Ernesto Castro es uno de ellos. Este filósofo y youtuber sorprendió a muchos cuando anunció su conversión al catolicismo durante una visita a Montserrat. Con sinceridad desarmante afirmó: «La alternativa a mi conversión era mi muerte». En sus palabras resuena esa búsqueda desesperada por encontrar sentido donde antes solo había vacío.
Y qué decir de Bob Dylan; su transformación religiosa fue un verdadero terremoto en el mundo del rock. A finales de los 70, sumido en dudas existenciales, encontró consuelo en la religión y eso lo llevó a crear canciones imbuidas de lo divino. Pero incluso él ha reconocido el desgaste que supone vivir bajo la luz de la fe.
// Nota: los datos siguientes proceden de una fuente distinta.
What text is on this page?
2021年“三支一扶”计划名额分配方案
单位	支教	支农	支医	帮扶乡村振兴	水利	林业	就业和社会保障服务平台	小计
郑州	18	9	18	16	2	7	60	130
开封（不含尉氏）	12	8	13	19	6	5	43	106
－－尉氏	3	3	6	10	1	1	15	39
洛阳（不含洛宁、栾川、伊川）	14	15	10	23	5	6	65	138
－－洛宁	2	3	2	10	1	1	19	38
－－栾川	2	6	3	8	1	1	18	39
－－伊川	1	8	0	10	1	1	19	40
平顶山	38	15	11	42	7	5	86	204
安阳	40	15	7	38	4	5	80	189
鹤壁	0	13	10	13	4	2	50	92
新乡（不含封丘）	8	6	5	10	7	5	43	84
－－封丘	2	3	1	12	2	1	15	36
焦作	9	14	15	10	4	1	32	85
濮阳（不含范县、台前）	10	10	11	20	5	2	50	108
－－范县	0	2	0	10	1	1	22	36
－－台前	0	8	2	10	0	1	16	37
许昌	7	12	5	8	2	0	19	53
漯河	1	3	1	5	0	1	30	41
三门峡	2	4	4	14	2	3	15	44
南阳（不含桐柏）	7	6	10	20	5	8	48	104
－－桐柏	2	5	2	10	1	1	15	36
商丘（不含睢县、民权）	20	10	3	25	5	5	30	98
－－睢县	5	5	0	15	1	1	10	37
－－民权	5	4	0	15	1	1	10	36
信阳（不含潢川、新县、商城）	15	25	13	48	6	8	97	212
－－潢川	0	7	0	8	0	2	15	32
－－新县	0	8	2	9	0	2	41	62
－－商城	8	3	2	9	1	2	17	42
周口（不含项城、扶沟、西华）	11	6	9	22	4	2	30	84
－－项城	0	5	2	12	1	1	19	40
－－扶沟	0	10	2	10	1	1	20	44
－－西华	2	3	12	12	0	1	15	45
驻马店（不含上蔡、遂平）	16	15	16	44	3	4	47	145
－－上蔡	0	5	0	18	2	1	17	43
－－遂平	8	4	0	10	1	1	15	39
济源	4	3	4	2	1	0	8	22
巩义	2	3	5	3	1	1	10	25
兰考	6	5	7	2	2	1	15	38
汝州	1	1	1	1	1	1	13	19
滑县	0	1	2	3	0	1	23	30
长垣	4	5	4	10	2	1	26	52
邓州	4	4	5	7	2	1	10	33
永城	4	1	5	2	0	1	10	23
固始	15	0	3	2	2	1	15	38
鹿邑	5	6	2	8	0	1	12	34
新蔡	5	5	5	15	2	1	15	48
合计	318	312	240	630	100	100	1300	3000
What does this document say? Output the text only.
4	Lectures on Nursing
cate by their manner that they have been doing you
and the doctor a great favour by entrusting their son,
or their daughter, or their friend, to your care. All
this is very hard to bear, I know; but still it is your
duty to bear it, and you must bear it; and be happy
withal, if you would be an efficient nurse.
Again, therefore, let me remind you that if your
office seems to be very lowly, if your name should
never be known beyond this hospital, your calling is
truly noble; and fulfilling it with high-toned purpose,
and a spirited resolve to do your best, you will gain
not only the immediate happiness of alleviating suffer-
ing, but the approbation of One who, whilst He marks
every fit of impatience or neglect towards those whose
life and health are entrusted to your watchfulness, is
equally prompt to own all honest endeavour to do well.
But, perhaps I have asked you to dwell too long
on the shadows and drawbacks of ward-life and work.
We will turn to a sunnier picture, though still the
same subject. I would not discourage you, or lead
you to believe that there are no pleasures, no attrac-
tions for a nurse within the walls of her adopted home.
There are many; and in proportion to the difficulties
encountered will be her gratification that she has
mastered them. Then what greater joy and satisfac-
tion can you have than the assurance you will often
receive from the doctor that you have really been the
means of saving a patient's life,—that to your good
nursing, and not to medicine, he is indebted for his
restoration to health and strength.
Por otro lado, Mary Karr cambió las botellas por biblias después de una vida llena de excesos. En su relato sobre cómo encontró el camino hacia el catolicismo tras sus luchas personales, vemos reflejada una historia humana profunda y conmovedora.
Aún así, algunos como Emmanuel Carrère encuentran la fe como una experiencia efímera; una chispa fugaz que arde intensamente pero se apaga rápidamente. Reconocer ese dilema humano es parte del viaje artístico y personal.
No podemos olvidar también a Nick Cave, quien ha hablado abiertamente sobre cómo perdió a su hijo y cómo esa tragedia transformó su perspectiva sobre lo divino y lo humano. Su música ahora resuena con un eco diferente; más profundo e inclusivo.
Así pues, entre luces y sombras, estos artistas nos muestran diferentes caminos hacia la espiritualidad; caminos llenos de tropiezos e iluminaciones momentáneas. La búsqueda nunca termina y cada historia aporta un matiz único a esta amplia paleta llamada vida.